Il primo ministro spagnolo ha dato disponibilità per il porto di Valencia e ha pregato l'equipaggio della Aquarius di impostare la rotta verso la Spagna per porre fine alla drammatica traversata: "È nostro obbligo aiutare ad evitare una catastrofe umanitaria e offrire un porto sicuro a queste persone", ha dichiarato Sanchez spiegando le motivazioni che l'hanno portato a prendere questa decisione. L'offerta della Spagna arriva a pochissime ore dall'allarme lanciato dai volontari a bordo della nave della Ong: in un'intervista rilasciata a Fanpage.it, Medici Senza Frontiere ha spiegato che i viveri a bordo della nave stavano iniziando a scarseggiare e che sarebbero bastati solamente per le successive 24 ore.

Il governo di Madrid ha dato istruzione affinché la Spagna "rispetti gli impegni internazionali in materia di crisi umanitarie", decidendo così di accogliere a Valencia la nave Aquarius.

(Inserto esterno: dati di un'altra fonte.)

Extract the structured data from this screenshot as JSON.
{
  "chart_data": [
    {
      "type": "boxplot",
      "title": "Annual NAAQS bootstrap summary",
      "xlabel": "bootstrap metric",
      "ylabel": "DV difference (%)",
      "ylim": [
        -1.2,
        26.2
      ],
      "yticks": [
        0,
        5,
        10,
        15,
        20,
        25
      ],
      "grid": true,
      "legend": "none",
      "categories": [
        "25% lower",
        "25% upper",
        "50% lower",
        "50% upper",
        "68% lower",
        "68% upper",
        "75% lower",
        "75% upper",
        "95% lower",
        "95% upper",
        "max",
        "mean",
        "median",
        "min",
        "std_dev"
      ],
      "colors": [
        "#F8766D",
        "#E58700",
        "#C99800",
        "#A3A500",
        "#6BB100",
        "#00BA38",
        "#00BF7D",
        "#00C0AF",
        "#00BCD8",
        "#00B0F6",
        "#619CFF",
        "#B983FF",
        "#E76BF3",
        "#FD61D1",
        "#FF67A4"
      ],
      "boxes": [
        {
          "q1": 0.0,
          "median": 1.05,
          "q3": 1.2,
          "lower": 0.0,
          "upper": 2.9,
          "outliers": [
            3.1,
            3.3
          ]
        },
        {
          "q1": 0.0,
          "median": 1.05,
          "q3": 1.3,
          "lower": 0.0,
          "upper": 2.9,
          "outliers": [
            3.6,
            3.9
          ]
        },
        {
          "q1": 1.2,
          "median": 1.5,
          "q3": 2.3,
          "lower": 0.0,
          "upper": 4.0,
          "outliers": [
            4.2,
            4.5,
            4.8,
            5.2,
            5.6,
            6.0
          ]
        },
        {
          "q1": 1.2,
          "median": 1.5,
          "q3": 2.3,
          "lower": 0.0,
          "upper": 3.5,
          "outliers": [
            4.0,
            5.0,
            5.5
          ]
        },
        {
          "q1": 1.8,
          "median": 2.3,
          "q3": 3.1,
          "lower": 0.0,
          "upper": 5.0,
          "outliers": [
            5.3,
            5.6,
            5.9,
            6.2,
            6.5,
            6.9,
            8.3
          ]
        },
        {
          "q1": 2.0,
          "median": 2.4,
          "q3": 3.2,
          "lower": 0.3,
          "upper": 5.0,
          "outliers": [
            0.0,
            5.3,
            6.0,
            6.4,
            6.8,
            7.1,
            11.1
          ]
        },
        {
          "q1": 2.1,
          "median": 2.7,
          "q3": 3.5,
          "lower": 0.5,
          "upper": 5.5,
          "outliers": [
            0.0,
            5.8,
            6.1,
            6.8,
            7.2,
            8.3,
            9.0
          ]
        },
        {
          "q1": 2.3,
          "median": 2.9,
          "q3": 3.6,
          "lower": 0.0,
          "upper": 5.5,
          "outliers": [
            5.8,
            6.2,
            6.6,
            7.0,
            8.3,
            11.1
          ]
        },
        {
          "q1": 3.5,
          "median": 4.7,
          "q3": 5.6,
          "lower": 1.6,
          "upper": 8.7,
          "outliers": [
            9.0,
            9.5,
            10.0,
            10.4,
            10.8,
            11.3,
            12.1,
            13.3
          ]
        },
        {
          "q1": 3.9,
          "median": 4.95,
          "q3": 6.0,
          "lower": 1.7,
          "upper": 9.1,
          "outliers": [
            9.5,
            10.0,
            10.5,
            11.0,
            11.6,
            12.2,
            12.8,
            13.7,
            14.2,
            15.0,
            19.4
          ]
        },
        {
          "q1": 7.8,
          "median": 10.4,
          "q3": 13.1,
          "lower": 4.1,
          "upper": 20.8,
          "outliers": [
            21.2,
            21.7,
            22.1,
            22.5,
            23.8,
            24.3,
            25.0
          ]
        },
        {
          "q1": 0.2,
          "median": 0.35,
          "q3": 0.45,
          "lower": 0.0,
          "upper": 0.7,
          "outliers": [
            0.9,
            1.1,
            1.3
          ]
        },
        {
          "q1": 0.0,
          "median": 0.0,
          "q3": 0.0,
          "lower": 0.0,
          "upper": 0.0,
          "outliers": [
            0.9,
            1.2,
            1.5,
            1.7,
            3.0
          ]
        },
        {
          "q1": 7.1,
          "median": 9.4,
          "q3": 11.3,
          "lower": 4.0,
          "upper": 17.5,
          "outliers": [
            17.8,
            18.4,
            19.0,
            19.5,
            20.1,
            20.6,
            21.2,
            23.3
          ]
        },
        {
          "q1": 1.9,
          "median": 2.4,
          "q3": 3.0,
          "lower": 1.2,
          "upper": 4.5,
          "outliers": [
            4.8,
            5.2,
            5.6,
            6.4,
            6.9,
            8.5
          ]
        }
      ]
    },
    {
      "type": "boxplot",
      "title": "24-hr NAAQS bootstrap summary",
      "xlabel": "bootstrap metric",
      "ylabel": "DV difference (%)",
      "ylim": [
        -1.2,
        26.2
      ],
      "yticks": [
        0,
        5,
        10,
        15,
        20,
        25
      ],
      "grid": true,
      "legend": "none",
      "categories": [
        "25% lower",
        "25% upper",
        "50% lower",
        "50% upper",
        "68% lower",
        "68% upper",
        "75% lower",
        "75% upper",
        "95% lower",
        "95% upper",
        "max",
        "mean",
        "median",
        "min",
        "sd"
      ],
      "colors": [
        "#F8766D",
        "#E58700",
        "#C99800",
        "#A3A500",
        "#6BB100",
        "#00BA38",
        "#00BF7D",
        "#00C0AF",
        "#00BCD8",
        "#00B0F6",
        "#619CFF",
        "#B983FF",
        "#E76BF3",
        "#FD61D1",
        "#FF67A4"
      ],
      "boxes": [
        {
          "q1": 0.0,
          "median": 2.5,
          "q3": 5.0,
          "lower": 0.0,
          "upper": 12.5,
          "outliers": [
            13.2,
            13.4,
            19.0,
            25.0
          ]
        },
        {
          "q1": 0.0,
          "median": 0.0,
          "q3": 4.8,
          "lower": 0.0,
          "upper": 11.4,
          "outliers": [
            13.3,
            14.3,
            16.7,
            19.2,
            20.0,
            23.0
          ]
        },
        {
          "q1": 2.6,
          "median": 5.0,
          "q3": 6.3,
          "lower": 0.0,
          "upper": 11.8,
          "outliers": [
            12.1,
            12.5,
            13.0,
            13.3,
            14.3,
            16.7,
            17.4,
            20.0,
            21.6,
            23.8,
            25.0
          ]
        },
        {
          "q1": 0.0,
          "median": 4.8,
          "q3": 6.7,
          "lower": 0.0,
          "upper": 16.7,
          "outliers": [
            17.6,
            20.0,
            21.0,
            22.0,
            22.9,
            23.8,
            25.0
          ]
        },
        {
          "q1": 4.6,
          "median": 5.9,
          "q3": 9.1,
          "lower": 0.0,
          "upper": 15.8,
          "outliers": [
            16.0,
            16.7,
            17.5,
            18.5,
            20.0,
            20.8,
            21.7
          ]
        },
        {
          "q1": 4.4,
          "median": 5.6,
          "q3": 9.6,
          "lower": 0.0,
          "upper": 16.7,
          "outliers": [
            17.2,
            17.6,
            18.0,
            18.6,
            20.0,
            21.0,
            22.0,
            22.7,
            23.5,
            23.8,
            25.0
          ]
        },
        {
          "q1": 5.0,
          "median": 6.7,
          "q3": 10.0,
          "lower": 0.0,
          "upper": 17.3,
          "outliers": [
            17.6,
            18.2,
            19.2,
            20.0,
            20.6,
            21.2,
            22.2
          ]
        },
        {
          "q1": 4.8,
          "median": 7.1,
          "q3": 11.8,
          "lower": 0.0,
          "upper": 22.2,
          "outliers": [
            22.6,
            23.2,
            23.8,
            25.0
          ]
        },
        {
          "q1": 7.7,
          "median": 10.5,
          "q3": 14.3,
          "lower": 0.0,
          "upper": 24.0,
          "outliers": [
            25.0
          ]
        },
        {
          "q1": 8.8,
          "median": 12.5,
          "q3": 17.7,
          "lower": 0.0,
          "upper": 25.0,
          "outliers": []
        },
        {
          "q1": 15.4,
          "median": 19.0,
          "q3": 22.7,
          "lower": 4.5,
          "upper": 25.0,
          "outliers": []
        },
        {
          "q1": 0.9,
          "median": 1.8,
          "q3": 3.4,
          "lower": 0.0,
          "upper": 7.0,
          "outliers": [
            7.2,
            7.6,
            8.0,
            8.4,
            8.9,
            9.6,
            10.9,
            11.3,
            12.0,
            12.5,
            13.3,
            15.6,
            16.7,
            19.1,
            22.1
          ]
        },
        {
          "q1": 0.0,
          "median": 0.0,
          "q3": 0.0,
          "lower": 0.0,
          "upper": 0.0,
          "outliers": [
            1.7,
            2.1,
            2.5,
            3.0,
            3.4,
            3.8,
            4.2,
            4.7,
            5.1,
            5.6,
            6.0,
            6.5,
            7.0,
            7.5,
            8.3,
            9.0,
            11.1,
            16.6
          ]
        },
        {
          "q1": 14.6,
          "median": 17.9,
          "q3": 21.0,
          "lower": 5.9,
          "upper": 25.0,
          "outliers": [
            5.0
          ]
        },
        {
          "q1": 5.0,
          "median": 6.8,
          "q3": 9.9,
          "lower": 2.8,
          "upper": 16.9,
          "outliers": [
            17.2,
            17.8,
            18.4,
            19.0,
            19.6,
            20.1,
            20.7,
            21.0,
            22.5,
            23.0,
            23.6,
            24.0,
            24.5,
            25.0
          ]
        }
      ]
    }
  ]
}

L'Italia ha negato l'approdo nei suoi porti all'Aquarius, chiedendo a Malta di accoglierli, ma anche La Valletta si è rifiutata sostenendo che il soccorso è stato coordinato da Roma e non è quindi di sua competenza. A parlare è stato anche il presidente della Comunidad Valenciana, Ximo Puig, il quale ha sottolineato che questo gesto è dettato da ragioni umanitarie. Si è inoltre detto rammaricato perché la nave è ora "abbandonata" nel Mediterraneo in un modo definito "profondamente ingiusto". La nave è bloccata a 35 miglia dall'Italia e a 27 da Malta, dove ha passato la notte con a bordo 629 migranti, tra cui anche 11 bambini e sette donne in stato di gravidanza.

La decisione della Spagna è stata accolta positivamente dal governo maltese. Il premier Joseph Muscat ha ringraziato "il premier spagnolo Sanchez per aver accolto l'Aquarius dopo che l'Italia ha infranto le regole internazionali e ha provocato uno stallo". "Malta – ha aggiunto Muscat – invierà nuovi rifornimenti alla nave. Dovremo sederci e discutere su come evitare che ciò accada di nuovo. Si tratta di una questione europea".